Toute œuvre n'est qu'un arrangement de matière qui diffuse de l'information. Toute œuvre prend plus de temps à produire qu'à copier. Qu'internet ait accéléré la chose change-t-il vraiment le raisonnement ? En outre, la "dématérialisation" n'est elle pas une fiction ? Dans un cinéma on vendait le droit de rester assis devant un écran sur lequel est projeté de la lumière. Si c'est matériel, qu'est-ce qui ne l'est pas, à ce moment-là ? Le cinéma et le théâtre étaient déjà des prestations non-rivales : si 50 personnes s'introduisaient par derrière dans une salle de ciné/théâtre (je l'ai fait, enfant, maintenant y'a trop de vigiles), ça ne nuit pas à la projection et ça n'empêche pas les autres d'en profiter (à part dans une très petite salle). 


…Je pourrais même rajouter que dans la mesure où il existe des centaines de copies d'un livre, le Seigneur des Anneaux était déjà un bien non-rival avant l'informatique puisqu'on avait divers moyens de le posséder et que tout le monde pouvait s'en trouver un exemplaire. Etonnamment personne ne fit vraiment ces raisonnements de merde avant l'arrivée d'internet haut-débit. Le seul raisonnement que font les pirates – libertaires égoistes – est le suivant : je peux le faire alors je le fais, et je vous emmerde. C'est la facilité qui fait le droit, c'est tout.

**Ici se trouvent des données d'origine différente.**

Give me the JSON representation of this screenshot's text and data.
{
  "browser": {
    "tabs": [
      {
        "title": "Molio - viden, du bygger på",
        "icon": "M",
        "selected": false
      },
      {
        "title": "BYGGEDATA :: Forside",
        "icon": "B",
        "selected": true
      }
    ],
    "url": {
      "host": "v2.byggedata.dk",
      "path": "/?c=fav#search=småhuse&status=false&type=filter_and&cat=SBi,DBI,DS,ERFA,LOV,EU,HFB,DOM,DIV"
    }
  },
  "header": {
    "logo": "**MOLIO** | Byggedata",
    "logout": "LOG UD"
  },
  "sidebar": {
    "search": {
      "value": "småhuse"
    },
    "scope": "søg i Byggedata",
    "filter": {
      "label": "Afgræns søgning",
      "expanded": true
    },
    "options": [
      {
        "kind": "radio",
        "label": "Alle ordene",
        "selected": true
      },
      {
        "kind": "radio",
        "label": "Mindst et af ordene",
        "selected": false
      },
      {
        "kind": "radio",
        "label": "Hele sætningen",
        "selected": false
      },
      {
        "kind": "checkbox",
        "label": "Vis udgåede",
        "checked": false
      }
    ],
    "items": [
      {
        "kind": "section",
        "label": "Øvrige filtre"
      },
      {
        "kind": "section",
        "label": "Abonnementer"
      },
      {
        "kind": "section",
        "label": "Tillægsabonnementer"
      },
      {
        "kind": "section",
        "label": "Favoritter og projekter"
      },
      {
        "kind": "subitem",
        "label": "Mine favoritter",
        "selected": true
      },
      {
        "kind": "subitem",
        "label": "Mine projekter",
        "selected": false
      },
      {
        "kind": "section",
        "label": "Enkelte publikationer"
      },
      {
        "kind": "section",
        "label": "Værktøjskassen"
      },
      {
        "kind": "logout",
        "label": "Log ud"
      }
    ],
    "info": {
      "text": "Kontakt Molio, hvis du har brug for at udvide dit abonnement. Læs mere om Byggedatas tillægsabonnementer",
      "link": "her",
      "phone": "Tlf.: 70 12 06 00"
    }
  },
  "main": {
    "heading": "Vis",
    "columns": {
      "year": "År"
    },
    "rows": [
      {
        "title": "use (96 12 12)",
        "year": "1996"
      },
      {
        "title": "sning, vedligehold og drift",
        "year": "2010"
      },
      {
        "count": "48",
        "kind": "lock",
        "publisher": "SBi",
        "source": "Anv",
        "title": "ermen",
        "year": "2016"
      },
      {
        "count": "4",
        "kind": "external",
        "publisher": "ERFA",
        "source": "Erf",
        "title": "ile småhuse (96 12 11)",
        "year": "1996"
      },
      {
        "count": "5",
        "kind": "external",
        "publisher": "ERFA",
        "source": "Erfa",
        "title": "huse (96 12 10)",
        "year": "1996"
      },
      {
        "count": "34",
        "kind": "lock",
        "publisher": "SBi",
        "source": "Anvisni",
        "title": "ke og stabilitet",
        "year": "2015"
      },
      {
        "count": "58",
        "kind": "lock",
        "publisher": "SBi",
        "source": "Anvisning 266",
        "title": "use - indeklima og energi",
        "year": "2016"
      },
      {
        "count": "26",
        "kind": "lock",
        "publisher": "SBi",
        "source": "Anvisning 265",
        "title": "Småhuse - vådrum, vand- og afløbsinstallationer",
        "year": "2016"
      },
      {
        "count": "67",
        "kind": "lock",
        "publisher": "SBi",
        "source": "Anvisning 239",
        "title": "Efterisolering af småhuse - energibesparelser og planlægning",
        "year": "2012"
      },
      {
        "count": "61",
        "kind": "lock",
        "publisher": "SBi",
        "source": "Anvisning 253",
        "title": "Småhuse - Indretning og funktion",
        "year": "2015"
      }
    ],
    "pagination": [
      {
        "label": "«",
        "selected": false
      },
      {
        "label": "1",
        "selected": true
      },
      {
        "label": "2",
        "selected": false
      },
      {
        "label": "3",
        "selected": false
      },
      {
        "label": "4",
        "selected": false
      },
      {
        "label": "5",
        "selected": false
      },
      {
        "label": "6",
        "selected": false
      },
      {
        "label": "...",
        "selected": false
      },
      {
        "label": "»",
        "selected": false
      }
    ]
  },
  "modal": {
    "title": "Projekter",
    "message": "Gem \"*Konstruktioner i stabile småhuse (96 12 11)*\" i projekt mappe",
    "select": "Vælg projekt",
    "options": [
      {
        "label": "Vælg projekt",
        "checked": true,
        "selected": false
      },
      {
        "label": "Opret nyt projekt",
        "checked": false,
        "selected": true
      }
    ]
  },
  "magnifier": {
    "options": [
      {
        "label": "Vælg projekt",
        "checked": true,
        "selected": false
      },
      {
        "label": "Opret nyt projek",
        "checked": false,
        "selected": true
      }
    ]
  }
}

"Les Droits d'Auteurs doivent revenir à leur situation initiale" ? Quoi, la grotte de  Lascaux ? Les hiéroglyphes égyptiens ? Quelle situation initiale ? Tu veux qu'on parle de quand les artistes étaient rémunérés à la pièce, donc quand ils ne produisaient qu'UNE SEULE OEUVRE et qu'elle profitait à UNE SEULE PERSONNE ? Genre Virgile qui écrivit l'Énéide pour glorifier Auguste ? Michel-ange qui peint pendant quatre ans le plafond de la chapelle Sixtine, au bénéfice du pape Jules II ? Leonard de Vinci qui était au service de François Ier ? Devenir des amuseurs de tyrans, c'est ça votre plan pour les artistes ? Ah ben oui, c'est sûr, vous êtes tellement des défenseurs de la culture. Plus personne n'a les moyens d'entretenir des artistes à lui tout seul pour sa seule fantaisie. Les artistes vivent sur des copies, sur de multiples petits achats de ces copies, et pas sur la bourse des tyrans. La copie sauvage n'est donc pas sans dommage, puisque tu attaques directement le mode de distribution. Ou alors peut-être vouliez-vous parler de quand les livres étaient tous écrits par des rentiers qui faisaient ça dans leur temps libre ? Ouais, devenir un riche entretenu aux frais du peuple, ça me plairait bien aussi, mais c'est une carrière tout aussi fermée.
Loin de promouvoir de nouveaux modèles de production d'oeuvres (Kickstarter, ou que sais-je) leur discours s'applique plutôt à restaurer des modèles archaïques : un artiste produit une oeuvre, n'est payé qu'une seule fois et par une seule personne, bien qu'ils sachent qu'aujourd'hui plus personne n'a les moyens de nourrir des artistes par fantaisie, comme le faisaient Auguste, Jules II ou François Ier.

La prochaine fois que je croise un de ces sales gosses, maintenant, c'est marmite dans la gueule, et au pieu.